Writing Transducers.jl (see also the latest release announcement) made me think that fold is a great approach for writing a large class of loops. So, it naturally made me want to try stretching the boundary of fold-based computation. That’s why I tried to tackle Julep: solving tricky iteration problems. You can read the Julep in GitHub (I also posted a different version of this post there) but a short summary is: if/how we can support multi-dimensional iteration like the one in matrix-matrix multiplication in the iterator API. As you have multiple arrays with different set of indices, this is a hairy problem to solve. You have to find an index that corresponds to the fastest axis for all arrays with that index. Once you find the best or good enough order of indices to iterate, another problem is how to execute such loops.

Actually, it’s even more challenging for fold because these kinds of problem often require mutating multi-dimensional arrays. Fold is really good at reduction, like summing things up. But how can we use it for mutation? It turned out there is a simple trick we can use. The idea is to create an array of references to the elements in the original array to be mutated.

julia> ys = zeros(3);

julia> ys_ref = [Ref(ys, i) for i in eachindex(ys)];

julia> y1 = ys_ref[1];
       y1[] = 123

julia> ys
3-element Array{Float64,1}:

julia> foreach(zip(ys_ref, ones(3))) do (y, x)
           y[] = x

Of course, above code allocates a new array ys_ref and it’s very inefficient to do so. But it can be fixed by a very simple lazy array type. So I created a package called Referenceables.jl to do it. (You can install it by pkg> add Referenceables.)

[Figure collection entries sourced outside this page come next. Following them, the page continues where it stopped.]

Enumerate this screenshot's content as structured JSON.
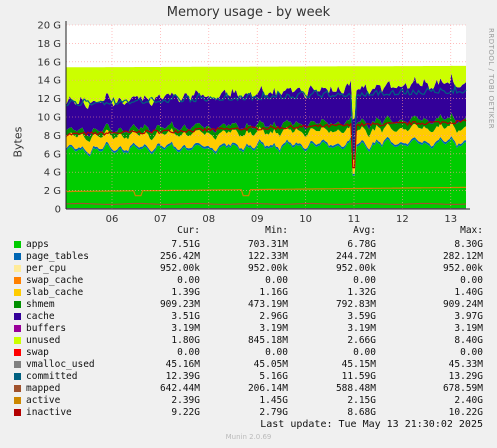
{
  "chart_data": {
    "type": "area",
    "title": "Memory usage - by week",
    "ylabel": "Bytes",
    "side_text": "RRDTOOL / TOBI OETIKER",
    "yticks": [
      "0",
      "2 G",
      "4 G",
      "6 G",
      "8 G",
      "10 G",
      "12 G",
      "14 G",
      "16 G",
      "18 G",
      "20 G"
    ],
    "ylim": [
      0,
      20
    ],
    "xticks": [
      "06",
      "07",
      "08",
      "09",
      "10",
      "11",
      "12",
      "13"
    ],
    "grid": true,
    "stack_order": [
      "apps",
      "page_tables",
      "per_cpu",
      "swap_cache",
      "slab_cache",
      "shmem",
      "cache",
      "buffers",
      "unused",
      "swap"
    ],
    "lines": [
      "vmalloc_used",
      "committed",
      "mapped",
      "active",
      "inactive"
    ]
  },
  "legend": {
    "headers": {
      "cur": "Cur:",
      "min": "Min:",
      "avg": "Avg:",
      "max": "Max:"
    },
    "rows": [
      {
        "name": "apps",
        "color": "#00cc00",
        "cur": "7.51G",
        "min": "703.31M",
        "avg": "6.78G",
        "max": "8.30G"
      },
      {
        "name": "page_tables",
        "color": "#0066b3",
        "cur": "256.42M",
        "min": "122.33M",
        "avg": "244.72M",
        "max": "282.12M"
      },
      {
        "name": "per_cpu",
        "color": "#ffeb99",
        "cur": "952.00k",
        "min": "952.00k",
        "avg": "952.00k",
        "max": "952.00k"
      },
      {
        "name": "swap_cache",
        "color": "#ff8000",
        "cur": "0.00",
        "min": "0.00",
        "avg": "0.00",
        "max": "0.00"
      },
      {
        "name": "slab_cache",
        "color": "#ffcc00",
        "cur": "1.39G",
        "min": "1.16G",
        "avg": "1.32G",
        "max": "1.40G"
      },
      {
        "name": "shmem",
        "color": "#008f00",
        "cur": "909.23M",
        "min": "473.19M",
        "avg": "792.83M",
        "max": "909.24M"
      },
      {
        "name": "cache",
        "color": "#330099",
        "cur": "3.51G",
        "min": "2.96G",
        "avg": "3.59G",
        "max": "3.97G"
      },
      {
        "name": "buffers",
        "color": "#990099",
        "cur": "3.19M",
        "min": "3.19M",
        "avg": "3.19M",
        "max": "3.19M"
      },
      {
        "name": "unused",
        "color": "#ccff00",
        "cur": "1.80G",
        "min": "845.18M",
        "avg": "2.66G",
        "max": "8.40G"
      },
      {
        "name": "swap",
        "color": "#ff0000",
        "cur": "0.00",
        "min": "0.00",
        "avg": "0.00",
        "max": "0.00"
      },
      {
        "name": "vmalloc_used",
        "color": "#808080",
        "cur": "45.16M",
        "min": "45.05M",
        "avg": "45.15M",
        "max": "45.33M"
      },
      {
        "name": "committed",
        "color": "#006080",
        "cur": "12.39G",
        "min": "5.16G",
        "avg": "11.59G",
        "max": "13.29G"
      },
      {
        "name": "mapped",
        "color": "#a0522d",
        "cur": "642.44M",
        "min": "206.14M",
        "avg": "588.48M",
        "max": "678.59M"
      },
      {
        "name": "active",
        "color": "#cc8800",
        "cur": "2.39G",
        "min": "1.45G",
        "avg": "2.15G",
        "max": "2.40G"
      },
      {
        "name": "inactive",
        "color": "#b30000",
        "cur": "9.22G",
        "min": "2.79G",
        "avg": "8.68G",
        "max": "10.22G"
      }
    ]
  },
  "footer": {
    "last_update": "Last update: Tue May 13 21:30:02 2025",
    "munin": "Munin 2.0.69"
  }
}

Using this trick, we “only” need a custom fold that runs over the indices. It is not so difficult to automatically schedule the loop in such a way that the inner-most loop uses the fastest axis of the all arrays involved in the loop (if such choice exists). Putting these things together, I came up with the following API and implemented in NDReducibles.jl:

using NDReducibles: ndreducible
using Referenceables: referenceable

        referenceable(C) => (:i, :j),  # mark that we want to mutate C
        A => (:i, :k),
        B => (:k, :j),
) do (c, a, b)
    c[] += a * b

foreach is defined in terms of foldl [1] so above code internally calls foldl for ndreducible. This foldl does the aforementioned loop scheduling.

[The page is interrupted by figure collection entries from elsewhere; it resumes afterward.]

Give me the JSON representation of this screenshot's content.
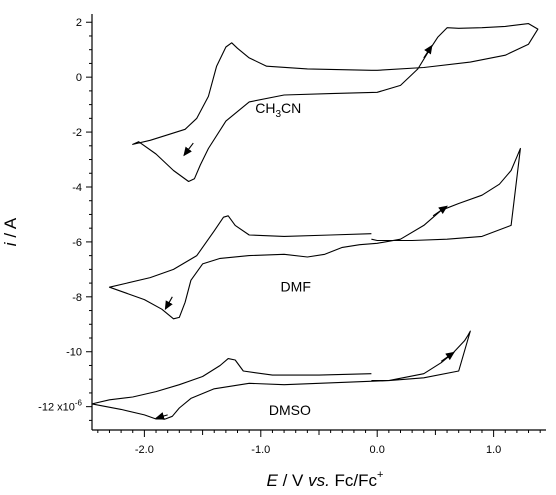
{
  "chart_data": {
    "type": "line",
    "title": "",
    "xlabel": {
      "var": "E",
      "rest": " / V ",
      "vs": "vs.",
      "ref": " Fc/Fc",
      "sup": "+"
    },
    "ylabel": {
      "var": "i",
      "rest": " / A"
    },
    "xlim": [
      -2.45,
      1.45
    ],
    "ylim": [
      -12.85,
      2.3
    ],
    "x_ticks": [
      {
        "value": -2.0,
        "label": "-2.0"
      },
      {
        "value": -1.0,
        "label": "-1.0"
      },
      {
        "value": 0.0,
        "label": "0.0"
      },
      {
        "value": 1.0,
        "label": "1.0"
      }
    ],
    "y_ticks": [
      {
        "value": 2,
        "label": "2"
      },
      {
        "value": 0,
        "label": "0"
      },
      {
        "value": -2,
        "label": "-2"
      },
      {
        "value": -4,
        "label": "-4"
      },
      {
        "value": -6,
        "label": "-6"
      },
      {
        "value": -8,
        "label": "-8"
      },
      {
        "value": -10,
        "label": "-10"
      },
      {
        "value": -12,
        "label": "-12 x10",
        "sup": "-6"
      }
    ],
    "series": [
      {
        "name": "CH3CN",
        "label_text": {
          "pre": "CH",
          "sub": "3",
          "post": "CN"
        },
        "label_pos": [
          -0.85,
          -1.3
        ],
        "x": [
          -0.05,
          -0.6,
          -0.95,
          -1.1,
          -1.2,
          -1.25,
          -1.3,
          -1.38,
          -1.45,
          -1.55,
          -1.65,
          -1.8,
          -1.95,
          -2.1,
          -2.05,
          -1.9,
          -1.75,
          -1.62,
          -1.57,
          -1.52,
          -1.45,
          -1.3,
          -1.1,
          -0.8,
          -0.4,
          0.0,
          0.2,
          0.35,
          0.45,
          0.52,
          0.6,
          0.7,
          0.9,
          1.1,
          1.3,
          1.38,
          1.3,
          1.1,
          0.8,
          0.4,
          0.0,
          -0.05
        ],
        "y": [
          0.25,
          0.3,
          0.4,
          0.7,
          1.05,
          1.25,
          1.1,
          0.4,
          -0.7,
          -1.5,
          -1.9,
          -2.1,
          -2.3,
          -2.45,
          -2.35,
          -2.8,
          -3.4,
          -3.8,
          -3.7,
          -3.2,
          -2.6,
          -1.6,
          -0.9,
          -0.65,
          -0.6,
          -0.55,
          -0.3,
          0.3,
          1.0,
          1.45,
          1.8,
          1.78,
          1.8,
          1.85,
          1.95,
          1.75,
          1.2,
          0.8,
          0.55,
          0.35,
          0.25,
          0.25
        ],
        "arrows": [
          {
            "from": [
              -1.58,
              -2.4
            ],
            "to": [
              -1.66,
              -2.85
            ]
          },
          {
            "from": [
              0.4,
              0.7
            ],
            "to": [
              0.47,
              1.15
            ]
          }
        ]
      },
      {
        "name": "DMF",
        "label_text": {
          "pre": "DMF",
          "sub": "",
          "post": ""
        },
        "label_pos": [
          -0.7,
          -7.8
        ],
        "x": [
          -0.05,
          -0.4,
          -0.8,
          -1.1,
          -1.22,
          -1.28,
          -1.32,
          -1.4,
          -1.55,
          -1.75,
          -1.95,
          -2.15,
          -2.3,
          -2.2,
          -2.0,
          -1.85,
          -1.75,
          -1.7,
          -1.65,
          -1.6,
          -1.5,
          -1.35,
          -1.1,
          -0.8,
          -0.6,
          -0.45,
          -0.3,
          -0.15,
          0.0,
          0.2,
          0.4,
          0.55,
          0.7,
          0.9,
          1.05,
          1.15,
          1.2,
          1.23,
          1.15,
          0.9,
          0.6,
          0.3,
          0.0,
          -0.05
        ],
        "y": [
          -5.7,
          -5.75,
          -5.8,
          -5.75,
          -5.4,
          -5.05,
          -5.1,
          -5.6,
          -6.5,
          -7.0,
          -7.3,
          -7.5,
          -7.65,
          -7.8,
          -8.1,
          -8.45,
          -8.8,
          -8.75,
          -8.2,
          -7.4,
          -6.8,
          -6.6,
          -6.5,
          -6.45,
          -6.55,
          -6.45,
          -6.2,
          -6.1,
          -6.05,
          -5.9,
          -5.4,
          -4.85,
          -4.6,
          -4.3,
          -3.9,
          -3.4,
          -2.9,
          -2.6,
          -5.4,
          -5.8,
          -5.9,
          -5.95,
          -5.95,
          -5.9
        ],
        "arrows": [
          {
            "from": [
              -1.76,
              -8.0
            ],
            "to": [
              -1.82,
              -8.45
            ]
          },
          {
            "from": [
              0.48,
              -5.05
            ],
            "to": [
              0.6,
              -4.7
            ]
          }
        ]
      },
      {
        "name": "DMSO",
        "label_text": {
          "pre": "DMSO",
          "sub": "",
          "post": ""
        },
        "label_pos": [
          -0.75,
          -12.3
        ],
        "x": [
          -0.05,
          -0.5,
          -0.9,
          -1.15,
          -1.22,
          -1.28,
          -1.35,
          -1.5,
          -1.7,
          -1.9,
          -2.1,
          -2.3,
          -2.45,
          -2.2,
          -2.0,
          -1.9,
          -1.82,
          -1.76,
          -1.7,
          -1.6,
          -1.4,
          -1.1,
          -0.8,
          -0.5,
          -0.2,
          0.1,
          0.4,
          0.55,
          0.65,
          0.75,
          0.78,
          0.8,
          0.7,
          0.4,
          0.1,
          -0.05
        ],
        "y": [
          -10.8,
          -10.85,
          -10.85,
          -10.7,
          -10.3,
          -10.25,
          -10.5,
          -10.9,
          -11.2,
          -11.45,
          -11.65,
          -11.75,
          -11.9,
          -12.1,
          -12.3,
          -12.45,
          -12.45,
          -12.35,
          -12.05,
          -11.7,
          -11.35,
          -11.15,
          -11.2,
          -11.15,
          -11.1,
          -11.05,
          -10.8,
          -10.4,
          -10.05,
          -9.6,
          -9.4,
          -9.25,
          -10.7,
          -10.95,
          -11.05,
          -11.05
        ],
        "arrows": [
          {
            "from": [
              -1.8,
              -12.3
            ],
            "to": [
              -1.9,
              -12.42
            ]
          },
          {
            "from": [
              0.55,
              -10.35
            ],
            "to": [
              0.66,
              -10.02
            ]
          }
        ]
      }
    ]
  }
}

I find this API very interesting (even though I wrote it). There is so little foreah users can do: specifying the indices and loop body. Everything else, including even indexing (getindex), is automatically handled (hence the title). It gives a huge opportunity for fold implementers. They can implement various optimizations. Re-ordering the loop for improving locality is a pretty simple one. But it is also in principle possible to do automatic parallelization, cache oblivious access pattern, etc.

NDReducibles.jl is not registered yet, as at this point I don’t think it has a big advantage over already established packages like TensorOperations.jl. To make it more practical, I think something like BroadcastStyle is required for flexibly negotiating indexing order when, e.g., some non-dense arrays are involved.

[1] foldl is formally defined as left-to-right application of a binary function so it is not very clean to use it for shuffling loop order. But since Transducers.jl’s machinery is build around foldl, it’s very handy to use it here. For more serious implementations, it is probably a better idea to have a separate “commutative fold” function.


What’s the advantages of using Referencables versus @view, for example?

referenceable(x) is not view(x, :, ..., :) because the element type of referenceable(x) is <: Ref{eltype(x)} while the element type of view(x, :, ..., :) is eltype(x). You could use a view instead of Ref but I want to make it as simple as possible and also keep inbounds information in the type parameter.

1 Like

Please elaborate, that sounds very interesting but I still don’t completely understand why it’s better for you.

referenceable is nice because I can combine it with, say, foreach and zip to implement copy!:

ys = zeros(3)
foreach(zip(referenceable(ys), ones(3))) do (y, x)
    y[] = x

I can’t use the same trick with view:

ys = zeros(3)
foreach(zip(view(ys), ones(3))) do (y, x)
    y :: Float64
    x :: Float64
    # There's nothing I can do here.

Note that zip and foreach do not have to know which array is mutable or not. They can just focus on the shape of the array and how to iterate over the items.